Aos 88 anos, o ator Milton Gonçalves morreu ontem, no Rio de Janeiro. A morte se deu por complicações de saúde devido ao AVC que sofreu em fevereiro de 2020. O acidente vascular cerebral isquêmico (falta de corrente sanguínea no cérebro por obstrução de artéria) comprometeu a voz e as pernas de Gonçalves. A família confirmou a morte do ator por volta das 12h30. Ele estava em casa.

Nascido em Monte Santo de Minas (MG), Milton Gonçalves era ator, diretor, cantor, dublador, produtor brasileiro e militante do movimento negro. Vindo de uma família pobre de catadores de café, foi pedreiro, aprendiz de alfaiate, sapateiro, gráfico, até que entrou em contato com o teatro.

A brilhante carreira como ator começou de maneira simples, em um clube de teatro amador, que logo abriu portas para que Gonçalves entrasse em um grupo profissional e se formasse no Teatro de Arena de São Paulo. Na época, escreveu quatro peças, uma delas montada para o Teatro Experimental do Negro.

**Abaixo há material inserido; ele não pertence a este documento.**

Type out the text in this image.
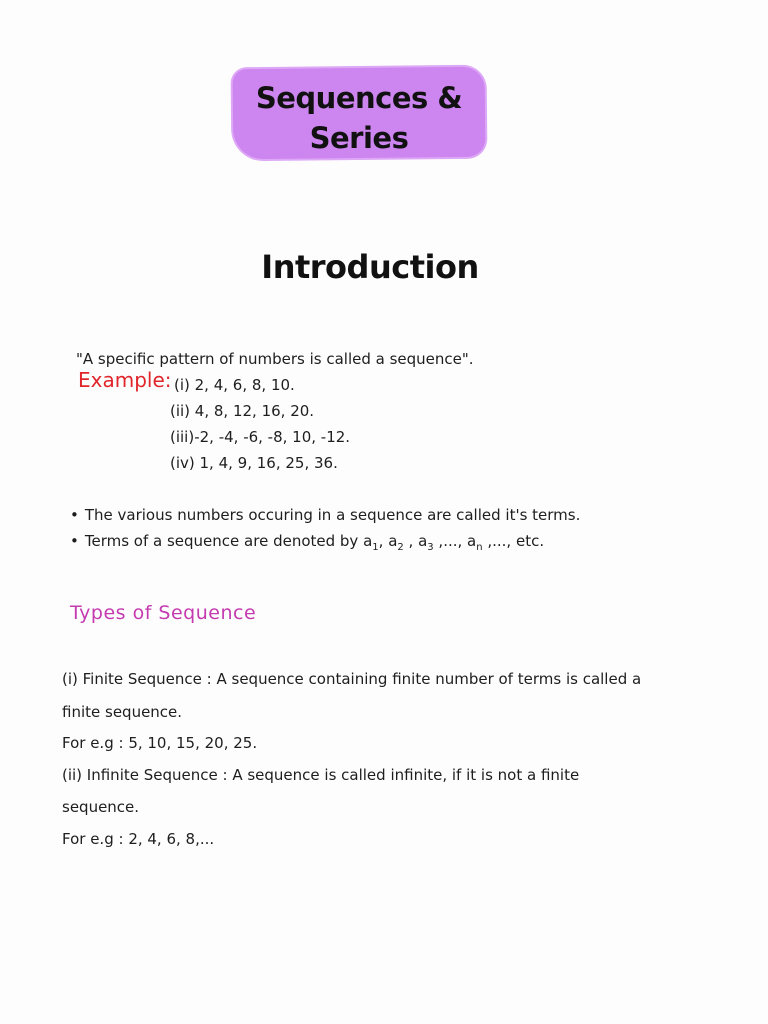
Sequences &
Series
Introduction
"A specific pattern of numbers is called a sequence".
Example: (i) 2, 4, 6, 8, 10.
(ii) 4, 8, 12, 16, 20.
(iii)-2, -4, -6, -8, 10, -12.
(iv) 1, 4, 9, 16, 25, 36.
• The various numbers occuring in a sequence are called it's terms.
• Terms of a sequence are denoted by $a_1$, $a_2$ , $a_3$ ,..., $a_n$ ,..., etc.
Types of Sequence
(i) Finite Sequence : A sequence containing finite number of terms is called a
finite sequence.
For e.g : 5, 10, 15, 20, 25.
(ii) Infinite Sequence : A sequence is called infinite, if it is not a finite
sequence.
For e.g : 2, 4, 6, 8,...
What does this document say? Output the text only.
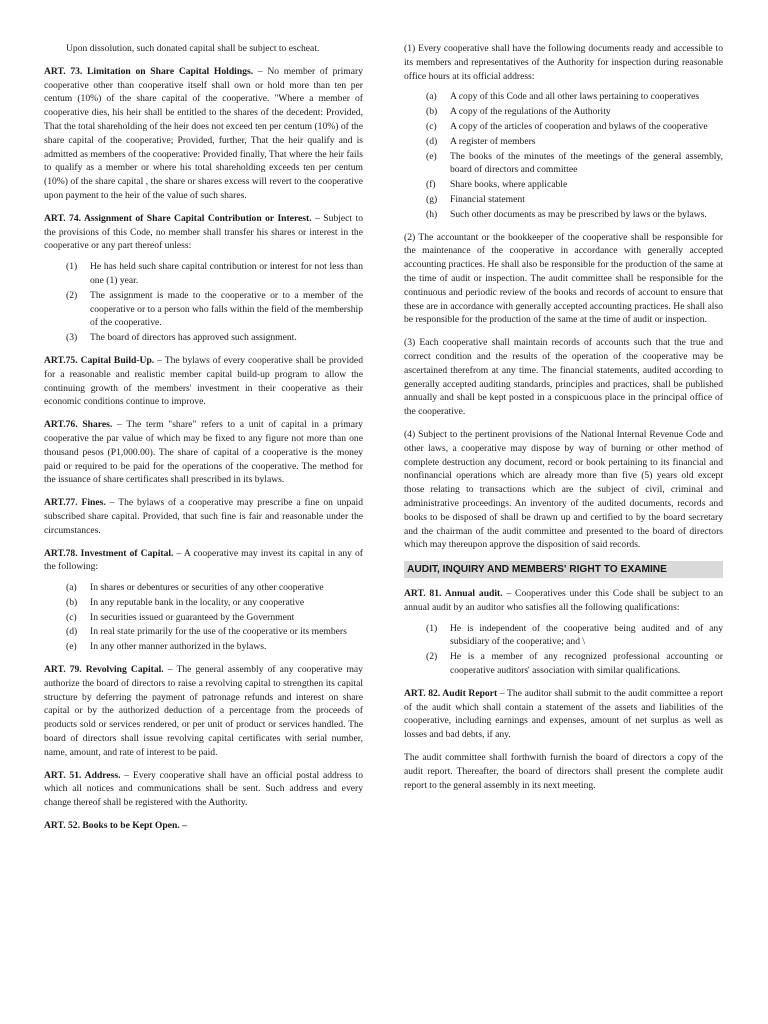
Upon dissolution, such donated capital shall be subject to escheat.

ART. 73. Limitation on Share Capital Holdings. – No member of primary cooperative other than cooperative itself shall own or hold more than ten per centum (10%) of the share capital of the cooperative. "Where a member of cooperative dies, his heir shall be entitled to the shares of the decedent: Provided, That the total shareholding of the heir does not exceed ten per centum (10%) of the share capital of the cooperative; Provided, further, That the heir qualify and is admitted as members of the cooperative: Provided finally, That where the heir fails to qualify as a member or where his total shareholding exceeds ten per centum (10%) of the share capital , the share or shares excess will revert to the cooperative upon payment to the heir of the value of such shares.

ART. 74. Assignment of Share Capital Contribution or Interest. – Subject to the provisions of this Code, no member shall transfer his shares or interest in the cooperative or any part thereof unless:

(1) He has held such share capital contribution or interest for not less than one (1) year.
(2) The assignment is made to the cooperative or to a member of the cooperative or to a person who falls within the field of the membership of the cooperative.
(3) The board of directors has approved such assignment.

ART.75. Capital Build-Up. – The bylaws of every cooperative shall be provided for a reasonable and realistic member capital build-up program to allow the continuing growth of the members' investment in their cooperative as their economic conditions continue to improve.

ART.76. Shares. – The term "share" refers to a unit of capital in a primary cooperative the par value of which may be fixed to any figure not more than one thousand pesos (P1,000.00). The share of capital of a cooperative is the money paid or required to be paid for the operations of the cooperative. The method for the issuance of share certificates shall prescribed in its bylaws.

ART.77. Fines. – The bylaws of a cooperative may prescribe a fine on unpaid subscribed share capital. Provided, that such fine is fair and reasonable under the circumstances.

ART.78. Investment of Capital. – A cooperative may invest its capital in any of the following:

(a) In shares or debentures or securities of any other cooperative
(b) In any reputable bank in the locality, or any cooperative
(c) In securities issued or guaranteed by the Government
(d) In real state primarily for the use of the cooperative or its members
(e) In any other manner authorized in the bylaws.

ART. 79. Revolving Capital. – The general assembly of any cooperative may authorize the board of directors to raise a revolving capital to strengthen its capital structure by deferring the payment of patronage refunds and interest on share capital or by the authorized deduction of a percentage from the proceeds of products sold or services rendered, or per unit of product or services handled. The board of directors shall issue revolving capital certificates with serial number, name, amount, and rate of interest to be paid.

ART. 51. Address. – Every cooperative shall have an official postal address to which all notices and communications shall be sent. Such address and every change thereof shall be registered with the Authority.

ART. 52. Books to be Kept Open. –

(1) Every cooperative shall have the following documents ready and accessible to its members and representatives of the Authority for inspection during reasonable office hours at its official address:

(a) A copy of this Code and all other laws pertaining to cooperatives
(b) A copy of the regulations of the Authority
(c) A copy of the articles of cooperation and bylaws of the cooperative
(d) A register of members
(e) The books of the minutes of the meetings of the general assembly, board of directors and committee
(f) Share books, where applicable
(g) Financial statement
(h) Such other documents as may be prescribed by laws or the bylaws.

(2) The accountant or the bookkeeper of the cooperative shall be responsible for the maintenance of the cooperative in accordance with generally accepted accounting practices. He shall also be responsible for the production of the same at the time of audit or inspection. The audit committee shall be responsible for the continuous and periodic review of the books and records of account to ensure that these are in accordance with generally accepted accounting practices. He shall also be responsible for the production of the same at the time of audit or inspection.

(3) Each cooperative shall maintain records of accounts such that the true and correct condition and the results of the operation of the cooperative may be ascertained therefrom at any time. The financial statements, audited according to generally accepted auditing standards, principles and practices, shall be published annually and shall be kept posted in a conspicuous place in the principal office of the cooperative.

(4) Subject to the pertinent provisions of the National Internal Revenue Code and other laws, a cooperative may dispose by way of burning or other method of complete destruction any document, record or book pertaining to its financial and nonfinancial operations which are already more than five (5) years old except those relating to transactions which are the subject of civil, criminal and administrative proceedings. An inventory of the audited documents, records and books to be disposed of shall be drawn up and certified to by the board secretary and the chairman of the audit committee and presented to the board of directors which may thereupon approve the disposition of said records.

AUDIT, INQUIRY AND MEMBERS' RIGHT TO EXAMINE

ART. 81. Annual audit. – Cooperatives under this Code shall be subject to an annual audit by an auditor who satisfies all the following qualifications:

(1) He is independent of the cooperative being audited and of any subsidiary of the cooperative; and \
(2) He is a member of any recognized professional accounting or cooperative auditors' association with similar qualifications.

ART. 82. Audit Report – The auditor shall submit to the audit committee a report of the audit which shall contain a statement of the assets and liabilities of the cooperative, including earnings and expenses, amount of net surplus as well as losses and bad debts, if any.

The audit committee shall forthwith furnish the board of directors a copy of the audit report. Thereafter, the board of directors shall present the complete audit report to the general assembly in its next meeting.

Ali, Milton viria a aprender tudo o que sabia sobre teatro.

O grande militante do movimento negro sempre demonstrou indignação quanto à falta de representatividade de etnia no governo do Brasil, até porque a maioria da população do país é negra. Debates sobre a reivindicação dos direitos civis igualitários constantemente o emocionavam. Durante o período no Teatro de Arena, fez vários espetáculos e escreveu peças que, segundo a visão da época, não era para um negro fazer. Mas o artista provou o contrário e, aos poucos, construía o seu lugar no teatro.

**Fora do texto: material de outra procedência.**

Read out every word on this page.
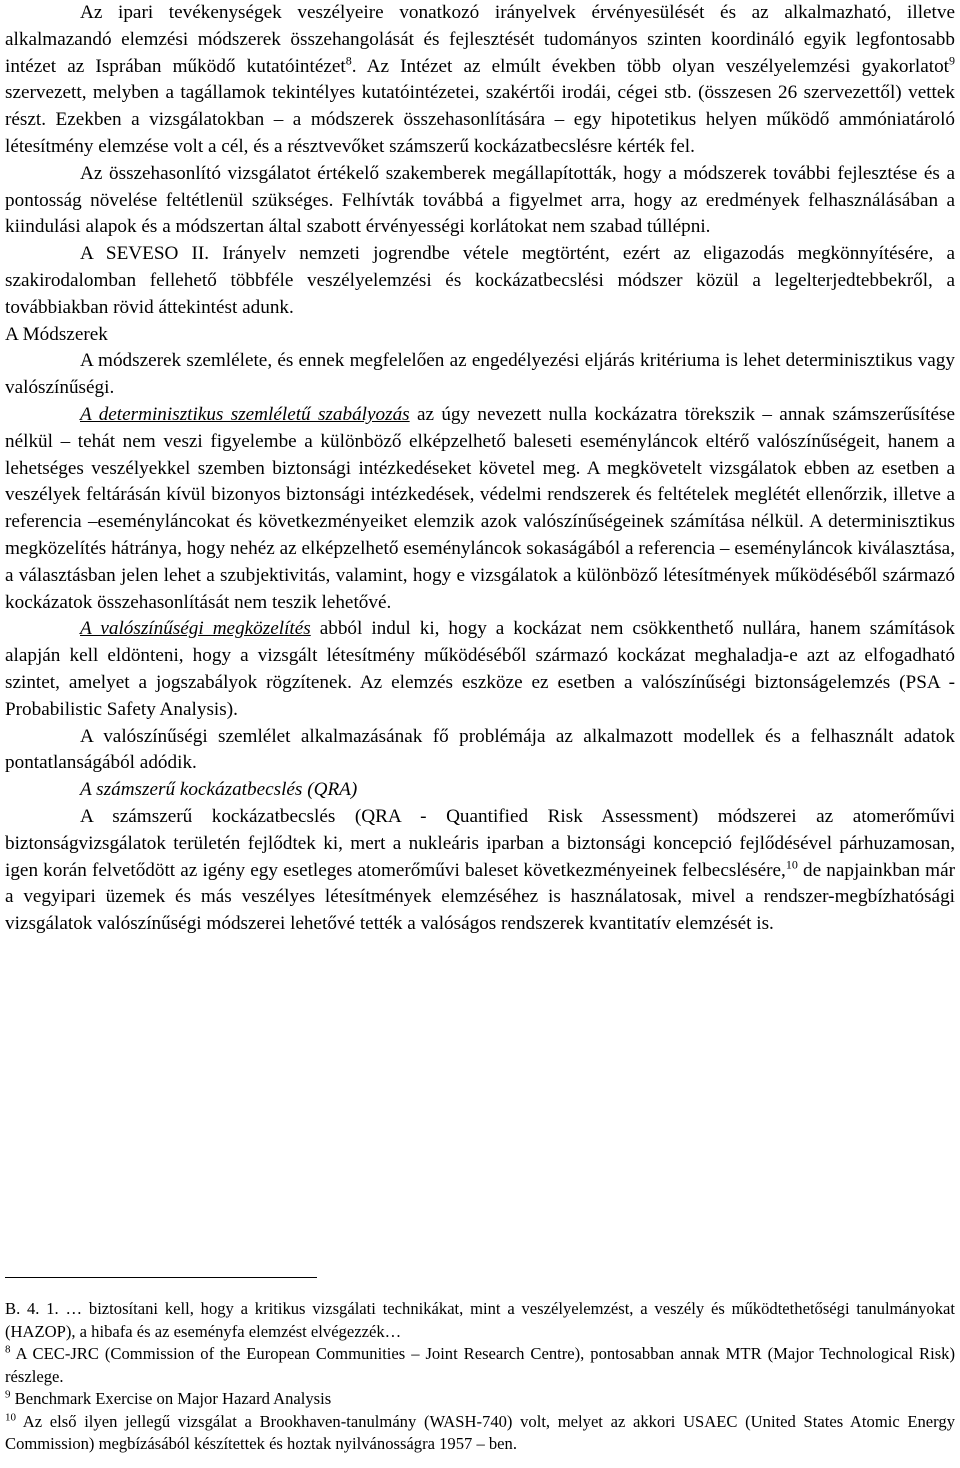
Az ipari tevékenységek veszélyeire vonatkozó irányelvek érvényesülését és az alkalmazható, illetve alkalmazandó elemzési módszerek összehangolását és fejlesztését tudományos szinten koordináló egyik legfontosabb intézet az Isprában működő kutatóintézet$^8$. Az Intézet az elmúlt években több olyan veszélyelemzési gyakorlatot$^9$ szervezett, melyben a tagállamok tekintélyes kutatóintézetei, szakértői irodái, cégei stb. (összesen 26 szervezettől) vettek részt. Ezekben a vizsgálatokban – a módszerek összehasonlítására – egy hipotetikus helyen működő ammóniatároló létesítmény elemzése volt a cél, és a résztvevőket számszerű kockázatbecslésre kérték fel.

Az összehasonlító vizsgálatot értékelő szakemberek megállapították, hogy a módszerek további fejlesztése és a pontosság növelése feltétlenül szükséges. Felhívták továbbá a figyelmet arra, hogy az eredmények felhasználásában a kiindulási alapok és a módszertan által szabott érvényességi korlátokat nem szabad túllépni.

A SEVESO II. Irányelv nemzeti jogrendbe vétele megtörtént, ezért az eligazodás megkönnyítésére, a szakirodalomban fellehető többféle veszélyelemzési és kockázatbecslési módszer közül a legelterjedtebbekről, a továbbiakban rövid áttekintést adunk.

A Módszerek

A módszerek szemlélete, és ennek megfelelően az engedélyezési eljárás kritériuma is lehet determinisztikus vagy valószínűségi.

A determinisztikus szemléletű szabályozás az úgy nevezett nulla kockázatra törekszik – annak számszerűsítése nélkül – tehát nem veszi figyelembe a különböző elképzelhető baleseti eseményláncok eltérő valószínűségeit, hanem a lehetséges veszélyekkel szemben biztonsági intézkedéseket követel meg. A megkövetelt vizsgálatok ebben az esetben a veszélyek feltárásán kívül bizonyos biztonsági intézkedések, védelmi rendszerek és feltételek meglétét ellenőrzik, illetve a referencia –eseményláncokat és következményeiket elemzik azok valószínűségeinek számítása nélkül. A determinisztikus megközelítés hátránya, hogy nehéz az elképzelhető eseményláncok sokaságából a referencia – eseményláncok kiválasztása, a választásban jelen lehet a szubjektivitás, valamint, hogy e vizsgálatok a különböző létesítmények működéséből származó kockázatok összehasonlítását nem teszik lehetővé.

A valószínűségi megközelítés abból indul ki, hogy a kockázat nem csökkenthető nullára, hanem számítások alapján kell eldönteni, hogy a vizsgált létesítmény működéséből származó kockázat meghaladja-e azt az elfogadható szintet, amelyet a jogszabályok rögzítenek. Az elemzés eszköze ez esetben a valószínűségi biztonságelemzés (PSA - Probabilistic Safety Analysis).

A valószínűségi szemlélet alkalmazásának fő problémája az alkalmazott modellek és a felhasznált adatok pontatlanságából adódik.

A számszerű kockázatbecslés (QRA)

A számszerű kockázatbecslés (QRA - Quantified Risk Assessment) módszerei az atomerőművi biztonságvizsgálatok területén fejlődtek ki, mert a nukleáris iparban a biztonsági koncepció fejlődésével párhuzamosan, igen korán felvetődött az igény egy esetleges atomerőművi baleset következményeinek felbecslésére,$^{10}$ de napjainkban már a vegyipari üzemek és más veszélyes létesítmények elemzéséhez is használatosak, mivel a rendszer-megbízhatósági vizsgálatok valószínűségi módszerei lehetővé tették a valóságos rendszerek kvantitatív elemzését is.

B. 4. 1. … biztosítani kell, hogy a kritikus vizsgálati technikákat, mint a veszélyelemzést, a veszély és működtethetőségi tanulmányokat (HAZOP), a hibafa és az eseményfa elemzést elvégezzék…

$^8$ A CEC-JRC (Commission of the European Communities – Joint Research Centre), pontosabban annak MTR (Major Technological Risk) részlege.

$^9$ Benchmark Exercise on Major Hazard Analysis

$^{10}$ Az első ilyen jellegű vizsgálat a Brookhaven-tanulmány (WASH-740) volt, melyet az akkori USAEC (United States Atomic Energy Commission) megbízásából készítettek és hoztak nyilvánosságra 1957 – ben.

"Poucos têm ideia do que era ser negro numa ditadura. Nesses filmes (Macunaíma e Eles não usam black-tie), havia a real inclusão do povo negro brasileiro, afrodescendentes que dão a mescla de raça detectada em 52% da população, segundo o IBGE", ressaltou o Milton Gonçalves, durante o Festival de Brasília de 2014. Combativo, ele destacou a importância do cineasta Leon Hirszman (do clássico Eles não usam black-tie) que estava alinhado à ideologia do Teatro de Arena. "Eles não usam black-tie é o filme do meu coração. Antes mesmo de ser ator, entendíamos a falta de perspectiva que tínhamos. Aliás, todas as vezes que passa a imagem da homenagem ao meu personagem Bráulio, eu choro. Vejo muito do povo, na cena, da questão dos sonhos e dos fracassos de muitos", destacou o veterano ator.

A trajetória de Milton Gonçalves na televisão se deu a partir da década de 1960, com participação especial no seriado de Ary Fernandes na TV Tupi, O vigilante rodoviário. Participou de obras da Rede Globo como Rua da matriz, A moreninha, Padre Tião e Rosinha do Sobrado. Já os caminhos no cinema abriram-se para o artista ainda em 1958, com a estreia no filme O grande momento. Desde então, Gonçalves passou a balancear trabalhos no teatro, na televisão e no cinema, com maestria ímpar.

Véu de noiva, Um homem que deve morrer, Selva de pedra, Carga pesada, A grande família, Baila comigo, Pecado capital, Irmãos coragem, Tenda dos milagres, Anjo de mim, Zorra total, Brava Gente, O rei do gado, Sinhá moça, Cobras e lagartos, A favorita, Insensato coração, A ilha dos escravos, Segurança Nacional e Carcereiros foram alguns dos trabalhos em novelas, minisséries, filmes e programas de TV que consagraram Milton Gonçalves como nome importante no cenário de dramaturgia brasileira. De escravo e empregado doméstico a doutor e médium, o ator viu na carreira oportunidades de crescer a cada personagem. Foi diretor da aclamada novela Escrava Isaura (1976), folhetim que ficou conhecido internacionalmente.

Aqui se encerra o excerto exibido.